# GnuTLS vulnerable to validation check bypass



## SirDice (Mar 7, 2014)

I haven't seen a lot of press about this. Apple's "goto-bug" got a lot more. But it appears that GnuTLS made some similar mistakes. There are quite a number of ports that depend on GnuTLS so you may want to check your systems. The current versions in the ports tree should be fixed now. 

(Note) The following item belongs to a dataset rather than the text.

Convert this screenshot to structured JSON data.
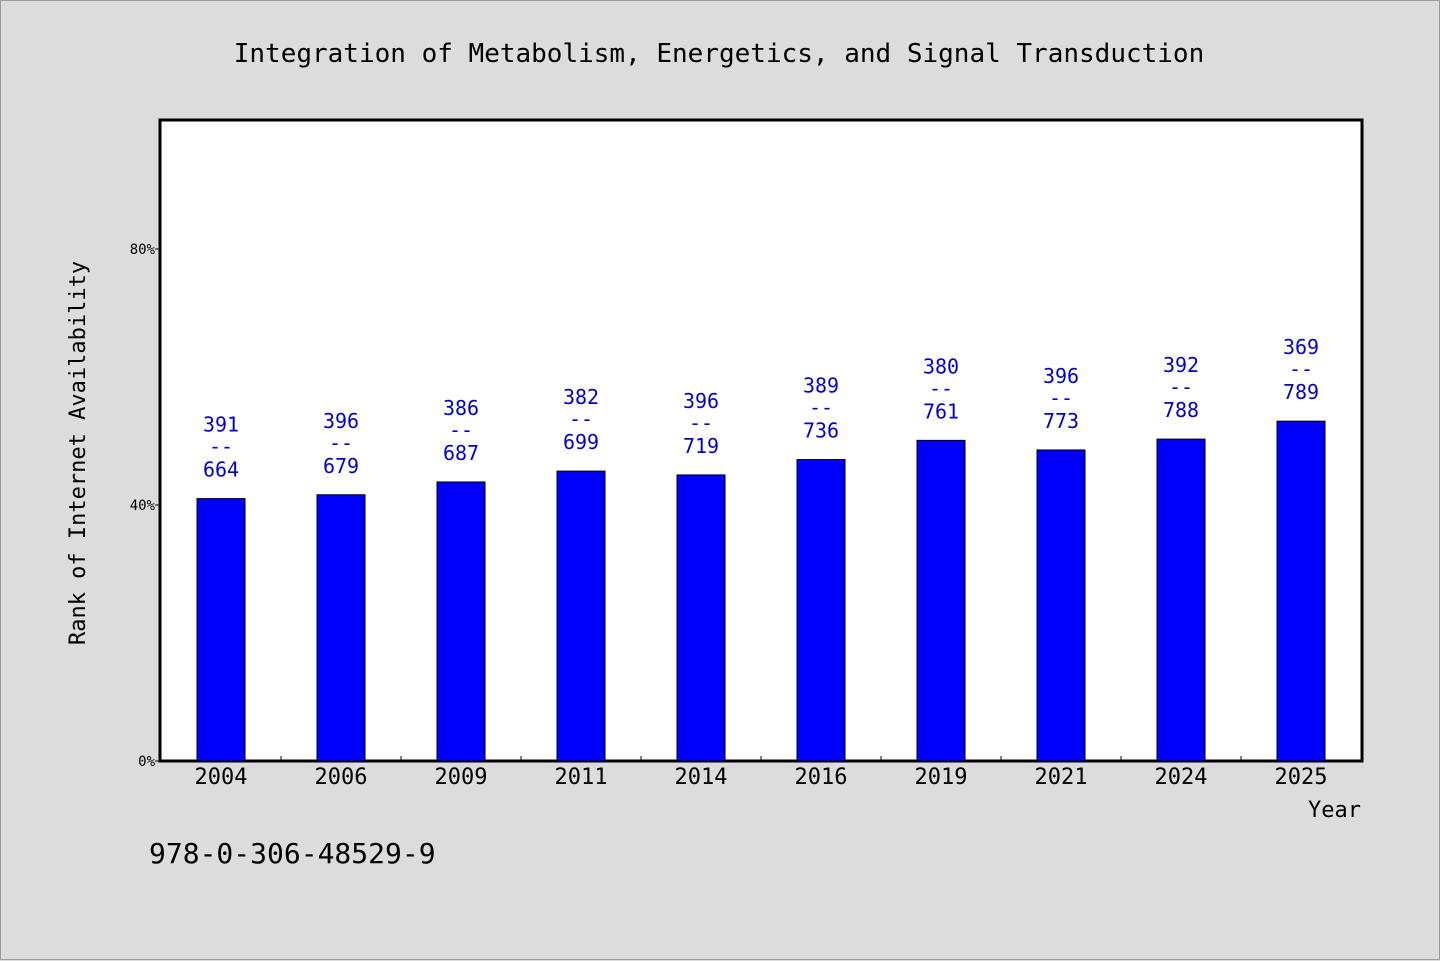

http://www.gnutls.org/security.html#GNUTLS-SA-2014-2
http://www.vuxml.org/freebsd/f645aa90-a ... 69bc2.html
http://arstechnica.com/security/2014/03 ... sdropping/


----------



## kpa (Mar 7, 2014)

There were some updates just recently to fix the vulnerabilities, security/gnutls:

http://svnweb.freebsd.org/ports?view=revision&revision=347078

And for security/gnutls3:

http://svnweb.freebsd.org/ports?view=revision&revision=347083


----------



## fonz (Mar 7, 2014)

SirDice said:
			
		

> There are quite a number of ports that depend on GnuTLS so you may want to check your systems.


According to Freshports, security/gnutls3 is only required by multimedia/vlc, but security/gnutls (2) is required by some 70-odd ports and I suspect there might be more where GnuTLS is a selectable option.


----------